I frown, my brain struggling to make the connections. "Adrian doesn't race."
"Yeah." Luca's voice is rough, like the words are being dragged out of him against his will. "He doesn't. Because of his PTSD from that mechanical failure three years ago. But you got drugged, collapsed in the garage right before the race started, and he..." He pauses, swallowing hard. "He took your place."
I gawk at him, speechless.
Adrian.
Sweet, gentle Adrian who supports from the sidelines. Who walked away from professional driving because one mistake destroyed his confidence. Who spends his time cooking meals and analyzing data and making everyone else's dreams possible instead of pursuing his own.
Adrian drove in my place.
"And you guys got first and third?" I whisper, still trying to process.
Luca nods.
"Third place. I got third." He pauses, and something that might be pride breaks through the misery. "Adrian got first."
The implication settles over me with devastating weight.
Adrian—who hasn't driven professionally in three years, who carries trauma and guilt from his past failure—got behind the wheel of my car. Drove in my place without anyone realizing until it was too late to stop him. And won.
Got first fucking place in a championship-qualifying race.
"Where's Adrian?" The question comes out smaller than intended, because I'm suddenly terrified of the answer.
Luca takes another deep breath, and I watch him steel himself for what he has to say next.
"Surgery."
The word hits me harder than I can expect.
"Someone attached an AirTag-type device to the car," Luca explains, his voice carefully controlled in that way that suggests he's barely holding himself together. "We didn't know it was actually a detonating device. It exploded after he crossed the finish line."
My heart stops.
"After," I repeat, focusing on that single word. "Not before. After the finish line."
"Yeah." Luca's expression darkens with fury. "Which means it had to be triggered manually, not timed. Someone waswatching, waiting for the perfect moment.
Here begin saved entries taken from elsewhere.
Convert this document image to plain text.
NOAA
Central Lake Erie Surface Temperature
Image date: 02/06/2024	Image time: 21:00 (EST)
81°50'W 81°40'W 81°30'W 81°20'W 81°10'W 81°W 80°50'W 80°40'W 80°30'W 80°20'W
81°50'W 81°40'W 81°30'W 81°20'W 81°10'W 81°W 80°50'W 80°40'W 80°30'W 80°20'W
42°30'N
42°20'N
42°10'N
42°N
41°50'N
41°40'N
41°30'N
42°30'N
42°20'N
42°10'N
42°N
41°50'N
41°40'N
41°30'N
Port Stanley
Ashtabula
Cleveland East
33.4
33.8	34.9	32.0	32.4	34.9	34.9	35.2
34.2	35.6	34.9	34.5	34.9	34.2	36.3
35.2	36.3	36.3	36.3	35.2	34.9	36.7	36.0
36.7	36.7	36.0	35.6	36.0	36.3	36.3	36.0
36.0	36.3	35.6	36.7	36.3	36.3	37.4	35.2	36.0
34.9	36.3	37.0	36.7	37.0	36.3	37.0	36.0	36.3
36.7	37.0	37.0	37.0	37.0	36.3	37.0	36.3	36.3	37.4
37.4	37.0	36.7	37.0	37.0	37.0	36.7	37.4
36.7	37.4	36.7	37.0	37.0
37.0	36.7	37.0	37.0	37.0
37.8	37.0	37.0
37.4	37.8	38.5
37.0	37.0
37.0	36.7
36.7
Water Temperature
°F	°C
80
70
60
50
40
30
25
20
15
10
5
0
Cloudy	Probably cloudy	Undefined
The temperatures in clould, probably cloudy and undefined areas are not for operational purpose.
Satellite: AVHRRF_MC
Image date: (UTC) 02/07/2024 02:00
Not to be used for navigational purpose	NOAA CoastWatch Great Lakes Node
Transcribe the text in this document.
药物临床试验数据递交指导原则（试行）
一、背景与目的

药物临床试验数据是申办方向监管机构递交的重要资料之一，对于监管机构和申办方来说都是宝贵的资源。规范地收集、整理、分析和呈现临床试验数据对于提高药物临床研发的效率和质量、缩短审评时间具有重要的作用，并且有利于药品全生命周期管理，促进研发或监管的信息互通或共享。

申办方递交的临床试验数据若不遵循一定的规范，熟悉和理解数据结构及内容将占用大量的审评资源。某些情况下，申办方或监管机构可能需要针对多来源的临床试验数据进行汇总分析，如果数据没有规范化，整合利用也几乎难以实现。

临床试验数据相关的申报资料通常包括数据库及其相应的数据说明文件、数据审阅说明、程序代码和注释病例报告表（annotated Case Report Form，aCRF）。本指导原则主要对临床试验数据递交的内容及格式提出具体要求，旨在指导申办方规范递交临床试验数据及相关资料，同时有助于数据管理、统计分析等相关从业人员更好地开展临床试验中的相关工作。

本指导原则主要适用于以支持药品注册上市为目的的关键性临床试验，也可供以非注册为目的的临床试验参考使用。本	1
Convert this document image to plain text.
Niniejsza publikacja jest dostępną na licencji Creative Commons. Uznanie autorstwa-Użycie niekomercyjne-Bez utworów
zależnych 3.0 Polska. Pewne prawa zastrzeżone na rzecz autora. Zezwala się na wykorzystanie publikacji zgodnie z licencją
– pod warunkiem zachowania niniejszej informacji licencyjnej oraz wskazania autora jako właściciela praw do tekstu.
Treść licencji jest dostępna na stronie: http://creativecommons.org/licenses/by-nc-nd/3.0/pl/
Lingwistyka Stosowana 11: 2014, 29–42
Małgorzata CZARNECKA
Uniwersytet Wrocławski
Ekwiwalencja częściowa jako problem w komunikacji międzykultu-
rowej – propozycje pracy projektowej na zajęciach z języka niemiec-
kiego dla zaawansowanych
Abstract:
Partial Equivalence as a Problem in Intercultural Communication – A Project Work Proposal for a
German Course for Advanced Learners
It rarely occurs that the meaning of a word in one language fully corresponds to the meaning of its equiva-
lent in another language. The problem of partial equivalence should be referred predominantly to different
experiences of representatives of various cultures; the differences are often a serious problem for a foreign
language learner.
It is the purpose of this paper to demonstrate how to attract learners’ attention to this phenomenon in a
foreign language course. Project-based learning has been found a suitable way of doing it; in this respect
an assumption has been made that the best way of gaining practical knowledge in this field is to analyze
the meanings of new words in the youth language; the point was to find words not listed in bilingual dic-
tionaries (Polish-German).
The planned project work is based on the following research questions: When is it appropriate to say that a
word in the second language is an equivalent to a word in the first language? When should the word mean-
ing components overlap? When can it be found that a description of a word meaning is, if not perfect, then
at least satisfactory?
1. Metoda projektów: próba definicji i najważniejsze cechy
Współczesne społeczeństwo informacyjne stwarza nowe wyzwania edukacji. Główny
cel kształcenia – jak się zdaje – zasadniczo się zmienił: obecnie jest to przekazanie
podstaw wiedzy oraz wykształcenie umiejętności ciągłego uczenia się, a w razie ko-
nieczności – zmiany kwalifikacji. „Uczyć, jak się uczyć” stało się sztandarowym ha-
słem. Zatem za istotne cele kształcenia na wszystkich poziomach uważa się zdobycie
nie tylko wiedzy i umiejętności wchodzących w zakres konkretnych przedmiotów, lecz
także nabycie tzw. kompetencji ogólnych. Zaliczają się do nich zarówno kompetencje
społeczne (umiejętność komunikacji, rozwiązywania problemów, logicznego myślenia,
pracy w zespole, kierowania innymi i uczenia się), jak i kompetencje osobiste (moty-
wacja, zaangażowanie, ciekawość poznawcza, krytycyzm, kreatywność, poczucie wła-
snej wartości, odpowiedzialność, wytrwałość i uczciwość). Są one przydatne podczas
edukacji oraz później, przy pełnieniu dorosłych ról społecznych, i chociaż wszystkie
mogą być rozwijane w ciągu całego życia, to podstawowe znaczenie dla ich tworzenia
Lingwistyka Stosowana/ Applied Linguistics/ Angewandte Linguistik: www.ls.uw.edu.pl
It had to happen between you passing out and being rushed to this private medical center, and Adrian taking your place, suiting up, taking over without us realizing until we were well into the race."
I'm speechless.
The pieces arrange themselves in my mind with horrible clarity. Someone poisoned me to take me out of the race. But they also had a backup plan—a device attached to the car that would detonate regardless of who was driving.
Except it detonatedafterthe finish line. After first place was secured. After victory was achieved.
Which means whoever triggered it wanted Adrian to win first. Wanted the triumph before the tragedy. Wanted to make absolutely sure that his final moments would be victory followed immediately by catastrophic failure.
"Will he make it?" The question barely makes it past my throat, fear constricting everything.
Luca has nothing to say.
His silence is answer enough.
I nod slowly, processing the information even as my chest feels like it's being crushed.
Adrian is in surgery. Condition unknown. Survival uncertain.